Pékin mise sur un déploiement rapide de sa monnaie fiduciaire numérique pour prendre d’assaut le monde financier.
Alors que plusieurs pays travaillent au développement d’une monnaie numérique de banque centrale (CBDC), la Chine a déjà pris son envol. La banque centrale chinoise a déjà préparé un portefeuille pour l’utilisation de l’e-CNY et lance plusieurs projets pilotes dans les grandes villes.
La Chine a désormais toutes les cartes en main pour affaiblir le rôle du dollar en tant que monnaie de réserve mondiale dominante et modifier à jamais les paiements internationaux. Il y a un certain nombre de raisons évidentes à cela.
1. La Chine considère le yuan numérique comme un investissement crucial
Pékin ne prend pas à la légère le déploiement de sa monnaie fiduciaire numérique. Selon de nombreux experts financiers, le projet peut apporter des avantages considérables à la Chine. Ils ont partagé leurs points de vue sur cette révolution financière dans Braintrust, une émission du site technologique Protocol.
« La Chine est l’un des rares pays à penser que la technologie deviendra plus importante que l’argent. Ou du moins, l’idée traditionnelle de l’argent », a déclaré Rebecca Liao, cofondatrice de la société de cryptomonnaie Skuchain.
Selon Julia Friedlander, membre du groupe de réflexion Atlantic Council, l’effort consenti par la Chine dans ce projet est quelque chose qui « fait tourner les têtes dans les cercles financiers et de sécurité nationale. »
2. Nous pourrions même payer avec un jour
L’objectif ultime du yuan numérique est de devenir une monnaie et une technologie mondiales. « La banque centrale chinoise travaille en comité avec plusieurs projets de CBDC développés par la Thaïlande et les Émirats arabes unis. Ceci afin de réduire considérablement le coût des paiements transfrontaliers de la CBDC », déclare Robert Greene, du groupe de réflexion Carnegie Endowment for International Peace.
Si le yuan numérique va aussi loin, il n’est pas totalement inconcevable que cette monnaie se retrouve un jour dans notre système de paiement. Ou du moins dans les portefeuilles de diverses entreprises.
3. Les banques centrales travaillent sur une plateforme mondiale de paiement numérique
Les CBDC sont souvent considérées comme une réponse de la banque centrale aux monnaies dites stables ; des cryptomonnaies qui sont liées au taux de change des monnaies fiduciaires. Dans le cas de la Chine, la réaction a été hautement toxique. Le commerce des cryptomonnaies et leur minage (création de pièces en validant des transactions) sont totalement interdits depuis septembre.

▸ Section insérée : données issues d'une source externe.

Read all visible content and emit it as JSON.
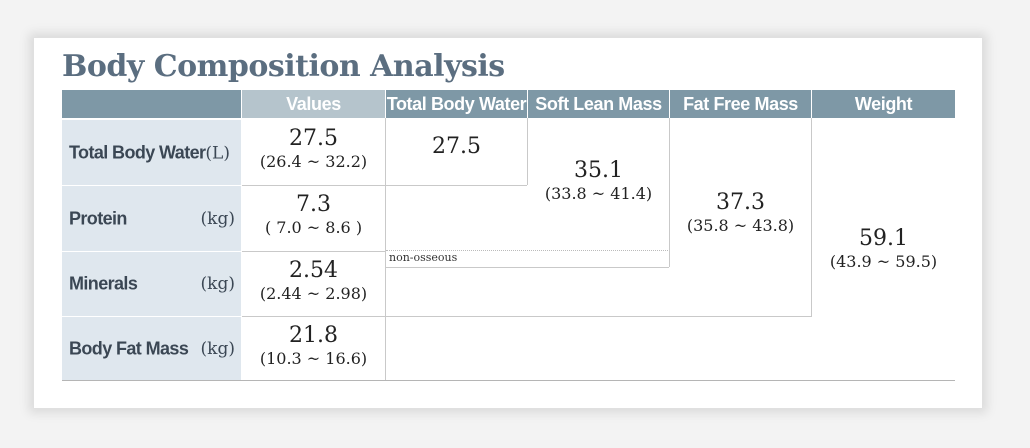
{
  "title": "Body Composition Analysis",
  "headers": {
    "values": "Values",
    "total_body_water": "Total Body Water",
    "soft_lean_mass": "Soft Lean Mass",
    "fat_free_mass": "Fat Free Mass",
    "weight": "Weight"
  },
  "rows": {
    "total_body_water": {
      "label": "Total Body Water",
      "unit": "(L)",
      "value": "27.5",
      "range": "(26.4 ~ 32.2)"
    },
    "protein": {
      "label": "Protein",
      "unit": "(kg)",
      "value": "7.3",
      "range": "( 7.0 ~ 8.6 )"
    },
    "minerals": {
      "label": "Minerals",
      "unit": "(kg)",
      "value": "2.54",
      "range": "(2.44 ~ 2.98)"
    },
    "body_fat_mass": {
      "label": "Body Fat Mass",
      "unit": "(kg)",
      "value": "21.8",
      "range": "(10.3 ~ 16.6)"
    }
  },
  "cells": {
    "total_body_water": {
      "value": "27.5"
    },
    "soft_lean_mass": {
      "value": "35.1",
      "range": "(33.8 ~ 41.4)"
    },
    "fat_free_mass": {
      "value": "37.3",
      "range": "(35.8 ~ 43.8)"
    },
    "weight": {
      "value": "59.1",
      "range": "(43.9 ~ 59.5)"
    }
  },
  "note": "non-osseous",
  "colors": {
    "title": "#5b6e80",
    "header_dark": "#7e98a6",
    "header_light": "#b5c4cc",
    "row_label_bg": "#dfe7ee"
  }
}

Plusieurs experts suggèrent maintenant que la Chine pourrait développer une sorte de système de paiement mondial, sur lequel les banques centrales auraient un contrôle total.
« Le déploiement de l’e-CNY pourrait conduire à une nouvelle infrastructure de paiement qui porterait atteinte aux intérêts américains », affirme M. Greene. Mais cela ne sera le cas que si la Chine parvient à rendre son système compatible avec suffisamment d’autres pays.
« C’est probablement ce que certains gouvernements auraient fait de toute façon. Mais sous l’influence de la Chine, certains acteurs pourraient agir plus rapidement », pense Emily Parker, directrice de CoinDesk.
4. Le dollar américain peut perdre son statut de monnaie de réserve dominante et d’artère financière
Les experts estiment toutefois que cela ne se fera pas rapidement et qu’il faudrait des innovations particulièrement révolutionnaires de la part de la Chine. « Pékin veut étendre l’utilisation du yuan à l’étranger pour redessiner lentement l’infrastructure financière internationale. Celle-ci est actuellement orientée vers le leadership économique des États-Unis« , estime M. Liao.
« Le mot clé ici est « lentement », souligne Martin Chorzempa, chercheur au Peterson Institute for International Economics, « la Chine devra développer un énorme écosystème autour du yuan numérique pour des marchés de devises liquides. » Selon l’expert, cela nécessiterait d’abord de nombreuses querelles politiques.
5. Les États-Unis et l’Europe sont à la traîne
Pendant ce temps, la Réserve fédérale veut explorer discrètement la possibilité d’un dollar numérique. Le président de la Fed, Jerome Powell, a déclaré en septembre que les autorités n’avaient pas encore décidé de l’émission d’une CBDC. « Il est plus important de faire les choses correctement que de les faire rapidement », a déclaré Powell à ce sujet.
La Banque centrale européenne (BCE) a donné son feu vert en juillet à la phase de conception d’un euro numérique. En d’autres termes, on est encore loin d’un projet pilote de monnaie numérique européenne de banque centrale. Et c’est ce que fait actuellement Pékin.